Pay attention to blood pressure, blood sugar and liver health
“One of the difficulties with talking about long-term covid is: you have to always try to prove that there is a causal link between what the person has and covid-19,” said Dr. Max Igor Lopes. “With omnidirectional, it’s going to be very difficult, Because in the next two or three months, 50% of Brazilians will think it will happen because of this variant and it will be hard to tell the difference.”
Before the team at USP Hospital das Clínicas da USP investigating chronic covid, much of the research in the field focused on specific health problems that emerged after covid-19 and compared it to what happened before, he said.
“But to avoid confusion, we always compared people who had experienced similar conditions during infection. For example, before and after we looked at those who needed ICU, we analyzed those who lived in common hospital beds separately, without our mixing these groups.”
This is how they confirmed something noteworthy around the world: Diabetes, high blood pressure and liver changes were diagnosed more frequently in the post-infection period, although none of these were considered long-term infections.
“We can’t say the coronavirus is the cause. But, somehow, it or the reactions it triggers in the body seem to amplify an individual’s predisposition to all three problems,” the doctor said. “Maybe the person will become hypertensive or have diabetes anyway, but Covid-19 will accelerate the process.”
For him, at this stage of the tournament, the search for mechanics hasn’t made any progress. “Let’s be pragmatic: The clear message is that, knowing that high blood pressure, diabetes and liver problems are more likely to occur, clinicians and patients need to recognize the importance of monitoring for up to two years after covid-19, with the first year being the most important. “.
Do vaccines help?
Recently, a study was published in natural medicine and signed by the researcher Veterans Research and Education FoundationIn the United States, nearly 34,000 vaccinated people became infected with Sars-CoV-2 last year.
They were tested six months after infection, and according to scientists, a full vaccination program reduced the risk of long-term infection with the new coronavirus by only 15 percent. A bit disappointing result. But will it be so?
One of the criticisms of the work is to compare the prevalence of symptoms associated with long-term Covid-19, however, without examining whether the person already had similar feelings prior to contracting Covid-19—for example, sometimes, anxiety that was already present in the past It is only taken seriously when you are sick. It also brings together people who have been vaccinated at different times, even though their immunity is already low on the eve of booster season.
“What’s odd about this study and others is that at discharge, for whatever reason, in patients who were prescribed home anti-inflammatory drugs — in this case corticosteroids — at discharge , long-term covid is less frequent”, says Dr Max Igor Lopes.

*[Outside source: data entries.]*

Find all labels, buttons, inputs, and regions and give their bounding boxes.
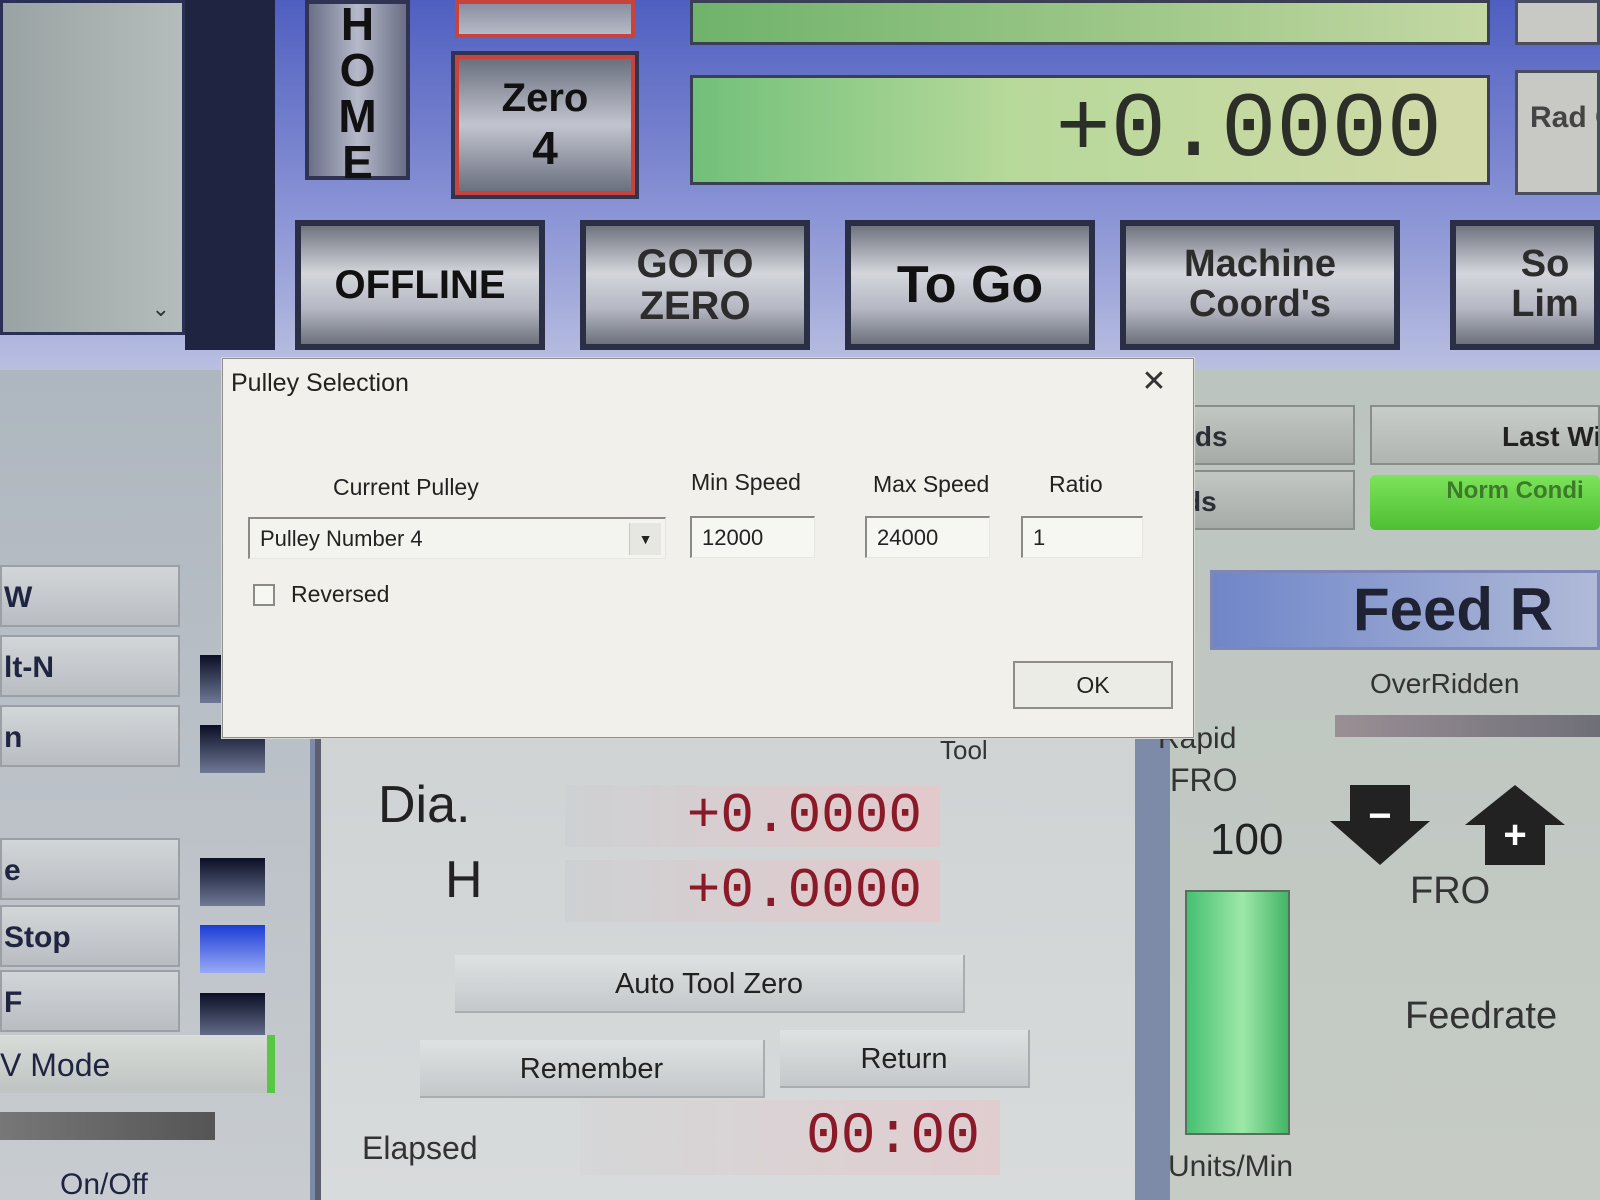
fro-down-symbol: − (1368, 793, 1392, 838)
zero-label: Zero (501, 75, 589, 120)
to-go-button[interactable]: To Go (845, 220, 1095, 350)
last-wizard-button[interactable]: Last Wi (1370, 405, 1600, 465)
ok-button[interactable]: OK (1013, 661, 1173, 709)
current-pulley-value: Pulley Number 4 (260, 526, 423, 551)
reversed-checkbox[interactable] (253, 583, 275, 606)
max-speed-label: Max Speed (873, 471, 990, 497)
coords-button-1[interactable]: rds (1170, 405, 1355, 465)
axis-4-dro[interactable]: +0.0000 (690, 75, 1490, 185)
left-list-panel[interactable]: ⌄ (0, 0, 185, 335)
chevron-down-icon[interactable]: ⌄ (152, 296, 170, 322)
elapsed-label: Elapsed (362, 1130, 478, 1166)
left-button-1[interactable]: W (0, 565, 180, 627)
dropdown-arrow-icon[interactable]: ▼ (629, 523, 661, 555)
rad-correction-button[interactable]: Rad Con (1515, 70, 1600, 195)
divider (185, 0, 275, 350)
fro-label: FRO (1410, 870, 1491, 912)
status-led (200, 858, 265, 906)
feedrate-label: Feedrate (1405, 995, 1558, 1037)
remember-button[interactable]: Remember (420, 1040, 765, 1098)
left-button-5[interactable]: Stop (0, 905, 180, 967)
rapid-fro-value: 100 (1210, 815, 1284, 864)
ratio-input[interactable]: 1 (1021, 516, 1143, 558)
fro-up-symbol: + (1503, 812, 1527, 857)
dialog-title: Pulley Selection (231, 369, 409, 397)
v-mode-button[interactable]: V Mode (0, 1035, 275, 1093)
goto-zero-button[interactable]: GOTO ZERO (580, 220, 810, 350)
zero-button-above[interactable] (455, 0, 635, 38)
min-speed-label: Min Speed (691, 469, 801, 495)
home-button[interactable]: HOME (305, 0, 410, 182)
zero-4-button[interactable]: Zero 4 (451, 51, 639, 199)
rapid-fro-label: FRO (1170, 762, 1238, 798)
tool-label: Tool (940, 735, 988, 765)
soft-limits-button[interactable]: So Lim (1450, 220, 1600, 350)
machine-coords-button[interactable]: Machine Coord's (1120, 220, 1400, 350)
slider-bar[interactable] (0, 1112, 215, 1140)
auto-tool-zero-button[interactable]: Auto Tool Zero (455, 955, 965, 1013)
current-pulley-label: Current Pulley (333, 474, 479, 500)
left-button-4[interactable]: e (0, 838, 180, 900)
home-button-label: HOME (331, 0, 384, 182)
reversed-option[interactable]: Reversed (253, 581, 389, 608)
rapid-fro-slider[interactable] (1185, 890, 1290, 1135)
status-led (200, 925, 265, 973)
top-right-box (1515, 0, 1600, 45)
tool-diameter-dro[interactable]: +0.0000 (565, 785, 940, 847)
current-pulley-select[interactable]: Pulley Number 4 ▼ (248, 517, 666, 559)
dia-label: Dia. (378, 776, 471, 834)
units-min-label: Units/Min (1168, 1150, 1294, 1183)
h-label: H (445, 851, 483, 909)
override-indicator (1335, 715, 1600, 737)
left-button-2[interactable]: lt-N (0, 635, 180, 697)
close-icon[interactable]: ✕ (1137, 365, 1171, 399)
coords-button-2[interactable]: ds (1170, 470, 1355, 530)
elapsed-time-dro: 00:00 (580, 1100, 1000, 1175)
reversed-label: Reversed (291, 581, 390, 607)
pulley-selection-dialog: Pulley Selection ✕ Current Pulley Min Sp… (222, 358, 1194, 738)
left-button-3[interactable]: n (0, 705, 180, 767)
on-off-label: On/Off (60, 1168, 148, 1200)
overridden-label: OverRidden (1370, 668, 1520, 699)
feed-rate-title: Feed R (1210, 570, 1600, 650)
offline-button[interactable]: OFFLINE (295, 220, 545, 350)
dro-top (690, 0, 1490, 45)
status-led (200, 993, 265, 1041)
return-button[interactable]: Return (780, 1030, 1030, 1088)
tool-height-dro[interactable]: +0.0000 (565, 860, 940, 922)
normal-condition-led: Norm Condi (1370, 475, 1600, 530)
max-speed-input[interactable]: 24000 (865, 516, 990, 558)
min-speed-input[interactable]: 12000 (690, 516, 815, 558)
ratio-label: Ratio (1049, 471, 1103, 497)
zero-axis-label: 4 (532, 121, 558, 174)
left-button-6[interactable]: F (0, 970, 180, 1032)
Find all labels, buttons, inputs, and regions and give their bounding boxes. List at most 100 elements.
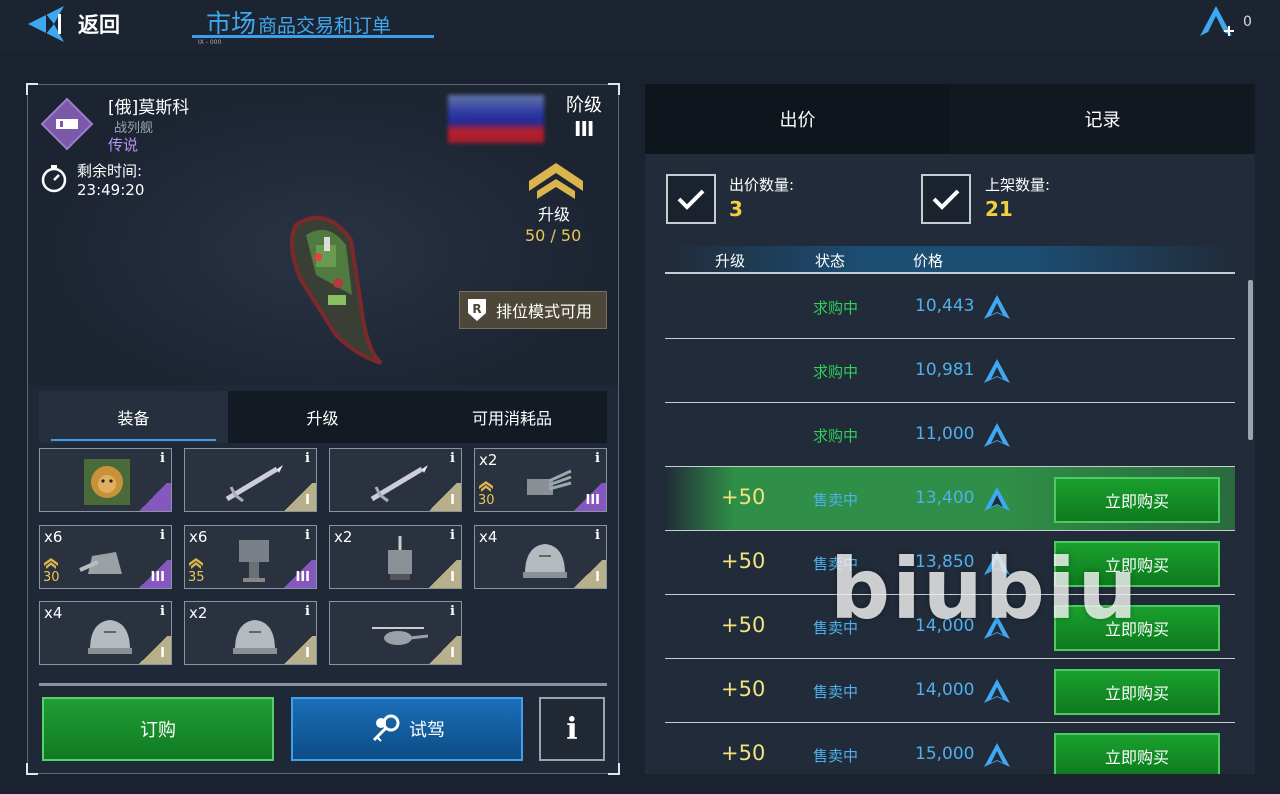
dome-turret-icon — [88, 620, 132, 654]
upgrade-label: 升级 — [538, 205, 571, 224]
missile-icon — [370, 465, 428, 503]
upgrade-chevron-icon — [189, 558, 203, 569]
equipment-level: 30 — [478, 493, 495, 508]
equipment-info-icon[interactable]: i — [450, 528, 455, 543]
tier-label: 阶级 — [566, 95, 602, 116]
row-status: 求购中 — [813, 299, 859, 317]
equipment-slot[interactable]: x4 i I — [39, 601, 172, 665]
tab-upgrade[interactable]: 升级 — [228, 391, 417, 443]
equipment-level: 30 — [43, 570, 60, 585]
tab-bid[interactable]: 出价 — [645, 84, 950, 154]
tab-equipment[interactable]: 装备 — [39, 391, 228, 443]
row-status: 售卖中 — [813, 747, 859, 765]
equipment-slot[interactable]: x6 i 30 III — [39, 525, 172, 589]
equipment-tier: I — [280, 483, 316, 511]
equipment-count: x4 — [44, 604, 63, 622]
ranked-mode-badge: R 排位模式可用 — [459, 291, 607, 329]
equipment-tier: III — [570, 483, 606, 511]
ciws-icon — [239, 540, 269, 582]
ranked-shield-icon: R — [468, 299, 486, 321]
missile-icon — [225, 465, 283, 503]
panel-corner — [26, 763, 38, 775]
equipment-level: 35 — [188, 570, 205, 585]
info-button[interactable]: i — [539, 697, 605, 761]
col-status: 状态 — [815, 252, 846, 270]
equipment-info-icon[interactable]: i — [595, 451, 600, 466]
market-scrollbar[interactable] — [1248, 280, 1253, 440]
currency-icon — [984, 295, 1010, 319]
market-row: +50 售卖中 14,000 立即购买 — [665, 659, 1235, 723]
gun-turret-icon — [79, 552, 122, 574]
equipment-tier: III — [280, 560, 316, 588]
listing-count-value: 21 — [985, 197, 1013, 221]
equipment-slot[interactable]: iI — [329, 601, 462, 665]
bid-count-value: 3 — [729, 197, 743, 221]
equipment-slot[interactable]: x2 i I — [329, 525, 462, 589]
row-status: 求购中 — [813, 363, 859, 381]
bid-count-checkbox[interactable] — [666, 174, 716, 224]
currency-icon — [984, 423, 1010, 447]
listing-count-checkbox[interactable] — [921, 174, 971, 224]
order-button[interactable]: 订购 — [42, 697, 274, 761]
equipment-info-icon[interactable]: i — [160, 528, 165, 543]
equipment-slot[interactable]: i — [39, 448, 172, 512]
test-drive-button[interactable]: 试驾 — [291, 697, 523, 761]
lion-emblem-icon — [84, 459, 130, 505]
currency-icon — [984, 679, 1010, 703]
equipment-slot[interactable]: x4 i I — [474, 525, 607, 589]
bid-count-label: 出价数量: — [729, 176, 795, 194]
row-upgrade: +50 — [721, 485, 766, 509]
equipment-slot[interactable]: x6 i 35 III — [184, 525, 317, 589]
equipment-slot[interactable]: iI — [329, 448, 462, 512]
equipment-tier: III — [135, 560, 171, 588]
equipment-count: x2 — [189, 604, 208, 622]
back-arrow-icon[interactable] — [24, 4, 68, 44]
tab-record[interactable]: 记录 — [950, 84, 1255, 154]
page-title: 市场 商品交易和订单 — [192, 4, 434, 38]
market-row: 求购中 11,000 — [665, 403, 1235, 467]
currency-icon — [984, 743, 1010, 767]
equipment-count: x4 — [479, 528, 498, 546]
equipment-count: x2 — [479, 451, 498, 469]
equipment-info-icon[interactable]: i — [450, 604, 455, 619]
equipment-count: x2 — [334, 528, 353, 546]
panel-corner — [608, 763, 620, 775]
ship-preview: [俄]莫斯科 战列舰 传说 剩余时间: 23:49:20 阶级 III 升级 5… — [28, 85, 618, 385]
row-upgrade: +50 — [721, 549, 766, 573]
equipment-slot[interactable]: x2 i 30 III — [474, 448, 607, 512]
back-button[interactable]: 返回 — [78, 9, 120, 39]
equipment-tier: I — [280, 636, 316, 664]
equipment-info-icon[interactable]: i — [305, 451, 310, 466]
equipment-info-icon[interactable]: i — [160, 604, 165, 619]
ranked-mode-label: 排位模式可用 — [496, 302, 593, 321]
row-upgrade: +50 — [721, 677, 766, 701]
listing-count-label: 上架数量: — [985, 176, 1051, 194]
market-row: +50 售卖中 13,400 立即购买 — [665, 467, 1235, 531]
buy-now-button[interactable]: 立即购买 — [1054, 477, 1220, 523]
equipment-info-icon[interactable]: i — [595, 528, 600, 543]
row-price: 10,981 — [915, 360, 975, 380]
title-caption: IX - 000 — [198, 39, 222, 46]
equipment-info-icon[interactable]: i — [450, 451, 455, 466]
equipment-tier: I — [425, 636, 461, 664]
equipment-tier: I — [135, 636, 171, 664]
equipment-info-icon[interactable]: i — [160, 451, 165, 466]
ship-detail-panel: [俄]莫斯科 战列舰 传说 剩余时间: 23:49:20 阶级 III 升级 5… — [26, 83, 620, 775]
currency-add-icon[interactable] — [1196, 4, 1236, 40]
equipment-slot[interactable]: iI — [184, 448, 317, 512]
keys-icon — [372, 714, 400, 742]
upgrade-value: 50 / 50 — [525, 226, 582, 245]
test-drive-label: 试驾 — [409, 720, 445, 741]
equipment-tier: I — [425, 560, 461, 588]
equipment-count: x6 — [189, 528, 208, 546]
buy-now-button[interactable]: 立即购买 — [1054, 733, 1220, 774]
buy-now-button[interactable]: 立即购买 — [1054, 669, 1220, 715]
checkmark-icon — [932, 189, 960, 210]
stopwatch-icon — [41, 165, 67, 193]
tab-consumables[interactable]: 可用消耗品 — [417, 391, 607, 443]
equipment-info-icon[interactable]: i — [305, 604, 310, 619]
row-status: 售卖中 — [813, 683, 859, 701]
svg-text:R: R — [472, 302, 481, 316]
equipment-slot[interactable]: x2 i I — [184, 601, 317, 665]
equipment-info-icon[interactable]: i — [305, 528, 310, 543]
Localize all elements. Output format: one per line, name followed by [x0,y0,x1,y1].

This suggests that the persistence of inflammation caused by Sars-CoV-2 is indeed an important factor in the development of long-term COVID, and suggests a possible preventive strategy that, of course, should not be applied side by side, but in those cases. More severe patient. “Long-term infections are more common in them,” assured the infectious disease expert.
That’s why, in fact, most studies report that symptoms are less intense when vaccinated people develop prolonged Covid-19. “And they also tend to be shorter in duration,” told the doctor.
In his day-to-day life in the hospital, he recently found far fewer cases of intense, persistent symptoms that can disrupt people’s daily lives, which can be attributed to advancing vaccinations. We hope this micron trawler will be followed by another wave, the long-term corona wave.